The authorities in St. Petersburg are planning to ban drunken people from visiting museums and other sites of cultural interest.
It comes after a tourist – allegedly under the influence – fell to his death at St. Isaac’s Cathedral.
St. Petersburg’s City Hall says the ban would protect not just people, but cultural objects too.
The deadly fall at St. Isaac’s happened in the early morning, when a group of tourists from Krasnoyarsk was visiting the cathedral as part of a night-time excursion.
They were standing on the viewing platform when one of the men decided to climb up higher. He fell and hit a marble floor a few meters below, dying instantly. Reports suggest he was drunk.
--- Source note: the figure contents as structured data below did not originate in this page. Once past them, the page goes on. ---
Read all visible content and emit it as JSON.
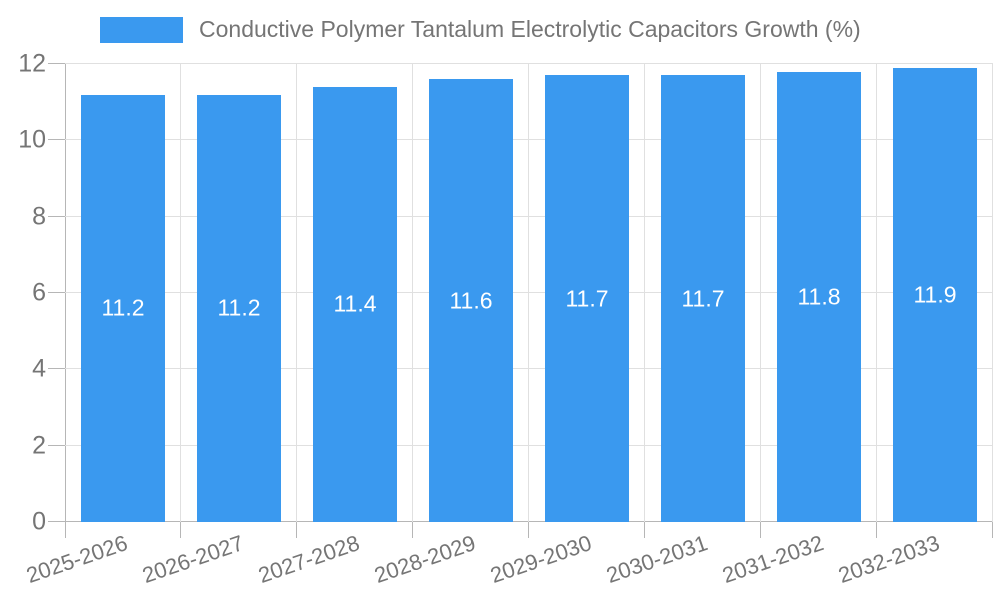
{
  "chart_data": {
    "type": "bar",
    "title": "Conductive Polymer Tantalum Electrolytic Capacitors Growth (%)",
    "legend": {
      "label": "Conductive Polymer Tantalum Electrolytic Capacitors Growth (%)",
      "position": "top"
    },
    "categories": [
      "2025-2026",
      "2026-2027",
      "2027-2028",
      "2028-2029",
      "2029-2030",
      "2030-2031",
      "2031-2032",
      "2032-2033"
    ],
    "values": [
      11.2,
      11.2,
      11.4,
      11.6,
      11.7,
      11.7,
      11.8,
      11.9
    ],
    "value_labels": [
      "11.2",
      "11.2",
      "11.4",
      "11.6",
      "11.7",
      "11.7",
      "11.8",
      "11.9"
    ],
    "xlabel": "",
    "ylabel": "",
    "ylim": [
      0,
      12
    ],
    "yticks": [
      0,
      2,
      4,
      6,
      8,
      10,
      12
    ],
    "grid": true,
    "colors": {
      "bar": "#3a99ef",
      "value_label": "#ffffff",
      "axis_text": "#757575",
      "gridline": "#e0e0e0",
      "axis_line": "#b6b6b6",
      "background": "#ffffff"
    }
  }
}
This comes amid Russia’s wide anti-alcohol campaign. President Medvedev has long declared the fight against alcoholism and drug-addiction to be Russia’s priority, especially among children and teenagers.
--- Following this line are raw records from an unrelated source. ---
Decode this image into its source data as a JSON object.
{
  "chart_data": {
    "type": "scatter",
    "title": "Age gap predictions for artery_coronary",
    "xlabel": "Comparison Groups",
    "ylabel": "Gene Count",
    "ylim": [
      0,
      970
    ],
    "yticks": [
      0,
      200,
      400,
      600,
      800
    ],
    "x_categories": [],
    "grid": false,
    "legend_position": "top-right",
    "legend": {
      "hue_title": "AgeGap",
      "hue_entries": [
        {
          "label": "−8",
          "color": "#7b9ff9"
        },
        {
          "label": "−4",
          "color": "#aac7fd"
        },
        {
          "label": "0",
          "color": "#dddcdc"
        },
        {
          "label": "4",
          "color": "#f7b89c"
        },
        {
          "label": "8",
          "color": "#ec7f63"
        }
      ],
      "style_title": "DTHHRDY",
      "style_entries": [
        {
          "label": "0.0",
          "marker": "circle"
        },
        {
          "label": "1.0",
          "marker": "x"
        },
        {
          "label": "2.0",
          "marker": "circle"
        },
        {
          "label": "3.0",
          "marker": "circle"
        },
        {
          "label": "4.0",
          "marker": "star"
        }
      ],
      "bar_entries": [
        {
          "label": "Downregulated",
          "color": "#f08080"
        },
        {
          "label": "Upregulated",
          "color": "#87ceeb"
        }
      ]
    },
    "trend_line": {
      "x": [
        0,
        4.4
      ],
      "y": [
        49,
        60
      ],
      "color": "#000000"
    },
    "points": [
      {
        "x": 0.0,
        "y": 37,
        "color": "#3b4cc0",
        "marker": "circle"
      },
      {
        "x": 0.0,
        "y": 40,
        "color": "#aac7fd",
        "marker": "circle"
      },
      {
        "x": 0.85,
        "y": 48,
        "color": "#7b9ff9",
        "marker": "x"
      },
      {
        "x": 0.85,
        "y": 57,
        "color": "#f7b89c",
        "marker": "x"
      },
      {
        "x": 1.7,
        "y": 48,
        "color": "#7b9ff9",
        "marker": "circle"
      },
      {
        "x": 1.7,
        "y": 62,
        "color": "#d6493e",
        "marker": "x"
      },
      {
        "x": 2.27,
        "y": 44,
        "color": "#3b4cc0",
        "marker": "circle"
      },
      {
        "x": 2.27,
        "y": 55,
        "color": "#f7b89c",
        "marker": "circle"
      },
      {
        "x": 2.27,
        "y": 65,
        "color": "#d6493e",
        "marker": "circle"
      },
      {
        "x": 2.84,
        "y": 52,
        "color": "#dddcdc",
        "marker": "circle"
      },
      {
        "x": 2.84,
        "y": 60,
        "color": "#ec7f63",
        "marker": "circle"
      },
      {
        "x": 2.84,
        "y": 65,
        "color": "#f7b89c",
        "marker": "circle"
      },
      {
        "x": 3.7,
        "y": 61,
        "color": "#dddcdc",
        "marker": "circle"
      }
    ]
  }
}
A law signed by President Medvedev on July 20 prohibits shop sales of beer during the night (between 11pm and 8am) and alcohol advertising generally. It also introduced fines for drinking beer in various public places.
Earlier the State Duma qualified the sale of alcoholic beverages to minors as a criminal offense. The bill deems the repeated sale of alcohol to minors to be a crime, punishable by a fine of up to $2,860, or up to one year of mandatory labor.
According to Rospotrebnadzor, two of three Russian children aged between 13 and 16 regularly consume alcohol, mostly beer and canned cocktails.